Но надпись «Друмо» встречалась повсюду, взгляд так и наталкивался на нее. Мне не приходилось встречать такого имени, и поэтому я старался представить, как может выглядеть его обладатель. Очевидно, речь шла о важном лице, раз столько рук пожелало увековечить это имя.
Размышления мои прервал охранник в изношенной одежде, доставивший в камеру нового арестанта и затем тщательно заперевший дверь на замок. Я обрадовался — после долгих дней одиночества наконец-то будет с кем перекинуться словом. Но новенький повел себя не слишком дружелюбно: он прищурил косившие глазки, скривил толстые губы и вместо приветствия спросил:
— Политика?
— Политика, — ответил я в его стиле, — а у тебя?
— У меня-то? — растягивая губы в ухмылке, переспросил арестант и, заметив в углу половинку кирпича, подложил под себя, уселся и только тогда представился. — А я — Илюшка!
— Очень приятно, — улыбнулся я, — как раз вовремя прибыл.
Илюшка тоже улыбнулся, но язвительно.
— Удивляюсь вам, политическим! Мы-то хоть по карманам шарим, кое-чего добываем. Полиция лупит нас, так ведь есть за что! А вы из-за чего страдаете? Бестолочи вы!

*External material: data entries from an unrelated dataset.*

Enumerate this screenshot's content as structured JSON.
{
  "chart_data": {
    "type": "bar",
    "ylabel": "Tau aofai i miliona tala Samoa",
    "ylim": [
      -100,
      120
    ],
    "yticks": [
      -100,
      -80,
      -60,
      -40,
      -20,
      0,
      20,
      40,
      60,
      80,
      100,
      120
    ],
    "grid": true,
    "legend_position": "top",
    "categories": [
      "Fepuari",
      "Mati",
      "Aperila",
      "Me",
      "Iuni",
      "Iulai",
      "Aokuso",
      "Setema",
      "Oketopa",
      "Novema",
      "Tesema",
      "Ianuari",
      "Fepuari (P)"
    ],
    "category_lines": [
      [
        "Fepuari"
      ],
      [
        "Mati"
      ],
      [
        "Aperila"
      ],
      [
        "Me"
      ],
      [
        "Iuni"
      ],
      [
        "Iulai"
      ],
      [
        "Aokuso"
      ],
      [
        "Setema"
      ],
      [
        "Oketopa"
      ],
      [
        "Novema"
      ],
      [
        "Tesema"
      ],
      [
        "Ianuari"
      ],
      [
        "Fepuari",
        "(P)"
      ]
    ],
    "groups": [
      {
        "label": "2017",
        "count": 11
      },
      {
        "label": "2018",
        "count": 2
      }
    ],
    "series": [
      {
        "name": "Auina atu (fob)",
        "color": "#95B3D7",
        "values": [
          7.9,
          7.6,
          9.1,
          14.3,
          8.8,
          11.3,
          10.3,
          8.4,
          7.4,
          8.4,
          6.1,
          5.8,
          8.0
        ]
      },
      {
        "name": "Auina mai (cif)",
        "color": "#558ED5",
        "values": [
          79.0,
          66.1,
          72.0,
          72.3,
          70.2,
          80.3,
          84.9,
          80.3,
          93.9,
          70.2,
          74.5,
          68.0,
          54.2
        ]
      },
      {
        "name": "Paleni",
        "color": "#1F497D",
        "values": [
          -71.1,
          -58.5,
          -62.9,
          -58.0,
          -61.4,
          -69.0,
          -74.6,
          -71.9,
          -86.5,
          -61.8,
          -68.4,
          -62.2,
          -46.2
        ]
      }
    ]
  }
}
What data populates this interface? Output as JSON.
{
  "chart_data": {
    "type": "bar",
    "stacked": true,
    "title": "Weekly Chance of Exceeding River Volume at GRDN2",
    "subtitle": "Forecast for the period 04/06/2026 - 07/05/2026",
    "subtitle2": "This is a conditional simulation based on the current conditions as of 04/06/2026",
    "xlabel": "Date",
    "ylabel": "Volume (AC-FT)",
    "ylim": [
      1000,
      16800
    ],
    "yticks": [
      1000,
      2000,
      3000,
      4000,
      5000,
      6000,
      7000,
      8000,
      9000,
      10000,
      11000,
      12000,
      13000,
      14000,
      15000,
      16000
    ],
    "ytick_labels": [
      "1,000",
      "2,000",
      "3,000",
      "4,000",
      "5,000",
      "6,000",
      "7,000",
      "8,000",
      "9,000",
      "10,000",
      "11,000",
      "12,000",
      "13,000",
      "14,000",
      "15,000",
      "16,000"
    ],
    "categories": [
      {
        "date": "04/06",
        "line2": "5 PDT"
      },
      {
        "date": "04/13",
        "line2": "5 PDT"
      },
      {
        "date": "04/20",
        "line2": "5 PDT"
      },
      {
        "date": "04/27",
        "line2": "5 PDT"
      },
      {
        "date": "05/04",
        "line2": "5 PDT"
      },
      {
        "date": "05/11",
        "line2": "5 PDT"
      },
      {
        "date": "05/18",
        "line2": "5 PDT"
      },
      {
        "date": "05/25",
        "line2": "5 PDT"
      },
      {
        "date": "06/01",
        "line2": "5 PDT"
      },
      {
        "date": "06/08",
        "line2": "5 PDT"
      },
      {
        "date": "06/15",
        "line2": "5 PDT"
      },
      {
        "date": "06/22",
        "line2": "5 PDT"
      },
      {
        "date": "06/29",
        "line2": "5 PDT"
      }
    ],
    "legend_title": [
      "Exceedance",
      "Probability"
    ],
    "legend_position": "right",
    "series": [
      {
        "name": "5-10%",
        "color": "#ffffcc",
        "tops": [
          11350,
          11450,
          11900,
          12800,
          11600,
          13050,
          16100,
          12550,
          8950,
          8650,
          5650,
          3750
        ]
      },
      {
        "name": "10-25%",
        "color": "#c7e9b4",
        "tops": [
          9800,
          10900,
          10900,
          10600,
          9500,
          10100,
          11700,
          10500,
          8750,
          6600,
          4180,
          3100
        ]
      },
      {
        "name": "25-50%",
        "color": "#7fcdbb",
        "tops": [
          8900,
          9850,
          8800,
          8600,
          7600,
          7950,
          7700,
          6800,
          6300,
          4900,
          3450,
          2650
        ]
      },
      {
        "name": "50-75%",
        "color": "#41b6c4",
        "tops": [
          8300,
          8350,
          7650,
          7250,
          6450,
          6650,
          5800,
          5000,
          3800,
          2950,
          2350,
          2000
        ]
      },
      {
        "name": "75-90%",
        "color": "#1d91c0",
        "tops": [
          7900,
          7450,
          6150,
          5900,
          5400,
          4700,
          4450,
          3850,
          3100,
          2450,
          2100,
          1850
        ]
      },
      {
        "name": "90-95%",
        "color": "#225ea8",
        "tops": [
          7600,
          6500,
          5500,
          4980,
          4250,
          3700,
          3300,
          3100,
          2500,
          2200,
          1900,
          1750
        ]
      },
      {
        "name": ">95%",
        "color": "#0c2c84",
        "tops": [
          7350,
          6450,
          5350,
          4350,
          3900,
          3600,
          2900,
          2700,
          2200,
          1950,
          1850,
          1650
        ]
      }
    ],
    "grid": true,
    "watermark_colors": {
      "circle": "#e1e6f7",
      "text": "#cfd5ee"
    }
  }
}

Я не пытался убедить его в противном, зная, что это бессмысленно. Да и никогда не считал себя вправе сразу же отвергать чужое мнение, поэтому сделал вид, что ничего не понял, и стал рассматривать стены. На глаза попалась еще одна надпись «Друмо». Мне подумалось, что это подходящий случай сменить тему разговора. Указывая рукой на одну из надписей, полюбопытствовал:
— Случаем, не знаешь, кто это Друмо?
Илюшка взглянул на надпись, а потом перевел взгляд на меня.
— Друмо?
— Друмо.
Я не ожидал, что мой ответ заставит его искренне изумиться.
— Ты что — никогда не слышал о короле?
— Каком короле?
— Нашем. Короле щипачей.
— Каких щипачей?
— Ну, это мы, карманники, себя так называем, — покровительственным тоном объяснил Илюшка.
Затем на меня обрушилась уйма подробностей, касающихся Друмо. Не знаю, сколько бы мне пришлось слушать, если бы не открылась дверь камеры, впустив еще одного арестованного.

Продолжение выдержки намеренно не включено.